Il tempo stringe, in cassa ci sono poco meno di 360 milioni ed è urgente un piano industriale che garantisca la continuità della compagnia. Questo il messaggio che arriva dal tavolo convocato dal neo ministro allo Sviluppo economico, Stefano Patuanelli (M5s), per fare il punto sull’operazione. E mentre si guarda alla prossima scadenza del 15 ottobre, con la speranza che la vicenda Atlantia non abbia un impatto sul dossier, cresce tra i sindacati la preoccupazione per gli esuberi. Ecco dettagli, numeri e incognite.

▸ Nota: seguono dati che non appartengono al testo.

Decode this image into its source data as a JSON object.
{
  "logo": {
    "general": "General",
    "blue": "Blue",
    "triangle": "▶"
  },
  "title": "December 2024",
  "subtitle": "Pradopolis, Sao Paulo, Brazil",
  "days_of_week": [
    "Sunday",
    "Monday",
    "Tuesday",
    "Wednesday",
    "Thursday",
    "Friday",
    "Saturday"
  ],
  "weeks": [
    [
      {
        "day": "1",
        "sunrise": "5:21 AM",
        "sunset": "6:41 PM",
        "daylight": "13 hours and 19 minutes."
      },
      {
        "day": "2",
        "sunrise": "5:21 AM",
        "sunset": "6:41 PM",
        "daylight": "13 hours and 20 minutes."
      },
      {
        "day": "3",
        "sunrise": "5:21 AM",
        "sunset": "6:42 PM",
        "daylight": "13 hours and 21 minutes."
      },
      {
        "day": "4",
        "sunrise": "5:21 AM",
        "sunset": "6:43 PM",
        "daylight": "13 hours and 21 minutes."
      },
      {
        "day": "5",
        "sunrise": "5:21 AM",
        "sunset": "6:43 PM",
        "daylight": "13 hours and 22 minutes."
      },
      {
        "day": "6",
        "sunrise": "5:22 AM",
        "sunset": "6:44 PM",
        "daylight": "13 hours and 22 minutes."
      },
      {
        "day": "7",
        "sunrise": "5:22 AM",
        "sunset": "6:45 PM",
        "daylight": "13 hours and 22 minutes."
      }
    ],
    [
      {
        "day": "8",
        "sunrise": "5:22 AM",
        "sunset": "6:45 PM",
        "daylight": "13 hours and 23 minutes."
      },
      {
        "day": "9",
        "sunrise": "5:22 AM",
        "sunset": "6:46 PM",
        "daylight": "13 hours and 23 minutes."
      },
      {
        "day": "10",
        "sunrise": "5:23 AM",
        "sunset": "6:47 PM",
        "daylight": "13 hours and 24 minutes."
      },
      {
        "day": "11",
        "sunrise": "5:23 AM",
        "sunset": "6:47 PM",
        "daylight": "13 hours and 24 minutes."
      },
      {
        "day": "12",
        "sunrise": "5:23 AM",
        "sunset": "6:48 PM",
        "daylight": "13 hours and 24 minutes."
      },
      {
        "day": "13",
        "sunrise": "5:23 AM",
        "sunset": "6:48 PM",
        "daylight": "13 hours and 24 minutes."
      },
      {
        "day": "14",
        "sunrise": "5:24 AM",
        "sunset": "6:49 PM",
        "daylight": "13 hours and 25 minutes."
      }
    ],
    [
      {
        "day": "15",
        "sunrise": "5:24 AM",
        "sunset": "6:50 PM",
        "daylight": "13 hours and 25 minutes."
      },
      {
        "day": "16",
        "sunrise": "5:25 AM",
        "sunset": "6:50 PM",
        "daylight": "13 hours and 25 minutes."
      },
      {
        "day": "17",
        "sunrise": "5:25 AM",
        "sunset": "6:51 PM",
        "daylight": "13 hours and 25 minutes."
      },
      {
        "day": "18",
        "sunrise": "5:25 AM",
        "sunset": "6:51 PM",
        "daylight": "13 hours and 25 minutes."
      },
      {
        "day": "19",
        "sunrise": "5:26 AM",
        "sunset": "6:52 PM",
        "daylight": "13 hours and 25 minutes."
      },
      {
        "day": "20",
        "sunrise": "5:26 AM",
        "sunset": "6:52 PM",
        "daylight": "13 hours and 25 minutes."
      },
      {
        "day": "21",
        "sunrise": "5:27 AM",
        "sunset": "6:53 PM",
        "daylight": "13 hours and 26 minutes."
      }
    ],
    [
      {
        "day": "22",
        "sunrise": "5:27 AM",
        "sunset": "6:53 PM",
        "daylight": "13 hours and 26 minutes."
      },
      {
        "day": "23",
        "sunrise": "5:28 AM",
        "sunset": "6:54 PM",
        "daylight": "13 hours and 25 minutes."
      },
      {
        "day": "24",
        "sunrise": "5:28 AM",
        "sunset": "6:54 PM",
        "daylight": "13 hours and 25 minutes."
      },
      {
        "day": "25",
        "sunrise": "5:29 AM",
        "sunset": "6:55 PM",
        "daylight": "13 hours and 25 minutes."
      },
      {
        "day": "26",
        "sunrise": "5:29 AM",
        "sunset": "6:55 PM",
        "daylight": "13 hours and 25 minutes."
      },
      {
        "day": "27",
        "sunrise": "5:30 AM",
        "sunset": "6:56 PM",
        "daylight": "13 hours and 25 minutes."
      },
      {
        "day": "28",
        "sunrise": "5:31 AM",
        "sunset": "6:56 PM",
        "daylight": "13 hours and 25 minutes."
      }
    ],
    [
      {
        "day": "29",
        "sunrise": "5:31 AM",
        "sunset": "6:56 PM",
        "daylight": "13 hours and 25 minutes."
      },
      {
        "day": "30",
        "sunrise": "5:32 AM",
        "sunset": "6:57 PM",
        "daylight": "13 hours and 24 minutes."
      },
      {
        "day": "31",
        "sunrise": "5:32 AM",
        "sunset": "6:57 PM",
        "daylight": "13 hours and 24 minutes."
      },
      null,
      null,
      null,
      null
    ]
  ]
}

CHE COSA SI MUOVE PER ALITALIA
La volontà di tutto il Governo è di accompagnare non una procedura di salvataggio ma di rilancio dell’Alitalia, che è un simbolo dell’industria italiana come la Ferrari, sottolinea Patuanelli aprendo il tavolo che vede i sindacati tornare dopo poco più due mesi e mezzo a via Veneto per capire il futuro della compagnia: l’ultima volta, il 3 luglio, a presiedere il tavolo c’era Di Maio, erano state concesse 4 proroghe e in cassa c’erano circa 430 milioni; oggi il ministro è Patuanelli (sempre M5s), siamo alla sesta proroga.
LA CASSA VERA DI ALITALIA
Insomma, Alitalia continua a volare in perdita e a bruciare cassa. Uno dei commissari, Stefano Paleari, ha detto che la liquidità «a fine agosto è superiore a 360 milioni, oltre i depositi». A giugno la cassa era a 436 milioni. Dunque è diminuita di oltre 60 milioni nel picco della stagione” “La cassa effettiva è inferiore di alcune centinaia di milioni, perché dentro la liquidità ci sono anche i soldi degli anticipi per i biglietti prevenduti”, chiosa oggi Gianni Dragoni del Sole 24 Ore.
I NUMERI DI ALITALIA
L’operatività continua, i risultati sono buoni (“agosto è stato molto positivo, speriamo anche i mesi futuri, le prenotazioni sono buone”), e gli investimenti dovrebbero salire a 220 milioni (dai 180 milioni dello scorso anno). Ma “la cosa urgente”, avverte il commissario Stefano Paleari, “è stabilire quanto prima un piano industriale che consenta di dare alla compagnia una continuità di lungo termine. Questa è la cosa più importante”.
IL CASO ATLANTIA
Ora la palla è tutta nelle mani del consorzio composto da Fs, Delta, Atlantia e Mef, che ha davanti ancora diversi nodi da sciogliere dalla joint venture transatlantica alla governance, all’ultima definizione delle quote azionarie. E mentre da più parti si allontana il timore che le dimissioni di Castellucci da Atlantia possano incidere sul dossier (“Non mi fa paura questa uscita”, dice il viceministro del Mise Stefano Buffagni), il ceo della compagnia americana Ed Bastian, con un no comment su Atlantia, conferma l’interesse ad “avere il 10%” della nuova Alitalia.
IL NODO ESUBERI
Cresce intanto la preoccupazione sul fronte degli esuberi, con i sindacati che tornano a chiedere che nel piano non ce ne siano. Ma le parole arrivate dal titolare del Mise non contengono questa garanzia: “Il ministro – rileva il segretario della Uil Carmelo Barbagallo – ha detto che fino a quando non avrà certezza sul piano industriale non è abituato a dire cose che poi magari potrebbero non verificarsi”. E lo stesso Mise, in una nota a fine serata, spiega che c’è l’impegno a dare, appunto, “adeguata tutela” ai lavoratori e anche a prorogare fino a marzo 2020 gli ammortizzatori sociali già in corso.
I 3 PUNTI APERTI SU ALITALIA
Tre i punti davvero ancora aperti nel dossier Alitalia, sintetizza il Sole 24 Ore: “1. L’impegno richiesto a Delta ad aumentare la quota e a partecipare alle future ricapitalizzazioni; 2. Le rotte transatlantiche con un maggior spazio di crescita per Alitalia anche rispetto agli accordi commerciali di Delta con Air France-Klm e Virgin; 3. La scelta dell’a.d. della Nuova Alitalia”.